From: James Bottomley <James.Bottomley@HansenPartnership.com>
To: Ke Wei <kewei.mv@gmail.com>
Cc: linux-scsi <linux-scsi@vger.kernel.org>, jgarzik <jgarzik@redhat.com>
Subject: Re: [PATCH] mvsas: fix default can_queue
Date: Wed, 05 Mar 2008 15:02:40 -0600 [thread overview]
Message-ID: <1204750960.3047.67.camel@localhost.localdomain> (raw)
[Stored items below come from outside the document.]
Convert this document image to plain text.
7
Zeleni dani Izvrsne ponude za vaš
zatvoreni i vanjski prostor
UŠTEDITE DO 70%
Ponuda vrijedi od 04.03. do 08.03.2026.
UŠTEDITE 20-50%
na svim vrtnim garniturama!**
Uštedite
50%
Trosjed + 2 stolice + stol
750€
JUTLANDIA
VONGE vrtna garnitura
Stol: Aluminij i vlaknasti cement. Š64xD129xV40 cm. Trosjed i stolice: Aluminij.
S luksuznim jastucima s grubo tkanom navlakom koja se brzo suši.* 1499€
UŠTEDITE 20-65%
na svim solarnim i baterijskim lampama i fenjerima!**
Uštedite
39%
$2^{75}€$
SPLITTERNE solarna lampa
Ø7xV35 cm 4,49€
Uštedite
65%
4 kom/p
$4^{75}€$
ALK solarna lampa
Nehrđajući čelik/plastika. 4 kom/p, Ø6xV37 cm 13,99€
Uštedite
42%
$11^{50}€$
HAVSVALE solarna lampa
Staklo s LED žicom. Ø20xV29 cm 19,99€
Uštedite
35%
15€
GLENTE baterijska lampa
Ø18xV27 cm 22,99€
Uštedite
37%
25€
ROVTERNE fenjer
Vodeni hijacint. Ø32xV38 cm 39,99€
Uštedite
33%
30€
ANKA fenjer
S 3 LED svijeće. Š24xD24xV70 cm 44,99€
In-Reply-To: <1204682849.3091.95.camel@localhost.localdomain>
On Tue, 2008-03-04 at 20:07 -0600, James Bottomley wrote:
> On Mon, 2008-03-03 at 08:59 -0600, James Bottomley wrote:
> > On Mon, 2008-03-03 at 16:17 +0800, Ke Wei wrote:
> > > On Mon, Mar 3, 2008 at 8:42 AM, James Bottomley
> > > <James.Bottomley@hansenpartnership.com> wrote:
> > > >
> > > > On Fri, 2008-02-29 at 12:01 -0600, James Bottomley wrote:
> > > > > I noticed that the current marvell sas driver wasn't performing very
> > > > > well. It turns out that it's setting can_queue not in the SCSI host,
> > > > > but in its own internal data structure, meaning it's always operating
> > > > > with a global queue depth of one. This patch raises it to what the code
> > > > > seemed to be intending ... although I think can_queue should be
> > > > > MVS_CHIP_SLOT_SZ - 1 (without the divide by two)?
> > > > >
> > > > > The good news is that with this change, I'm getting a respectable
> > > > > throughput on the fio hammer test; plus zapping random phy resets across
> > > > > the disk triggers error handler recovery correctly (so far).
> > > > >
> > > > > I'm having less happy results with a SATAPI DVD ... it looks like the
> > > > > initial IDENTIFY goes across just fine, but that we stall on the other
> > > > > SCSI commands ... I'm still investigating this one.
> > > >
> > > > Actually, I've run into another problem with this patch applied. It
> > > > looks like NCQ fails with ATA disks. What I see is that I/O goes fine
> > > > until I get more than one command outstanding to the device, then the
> > > > device stops responding. I can keep the I/O flowing if I clamp the
> > > > device queue depth at 1. SAS disks seem to be fine ... I can get
> > > > multiple outstanding commands to them correctly serviced.
> > >
> > > Yes, I have to say that testing failed when I plugged SATA and SAS
> > > disk. Sometimes "insmod mvsas" will cause the system to hang.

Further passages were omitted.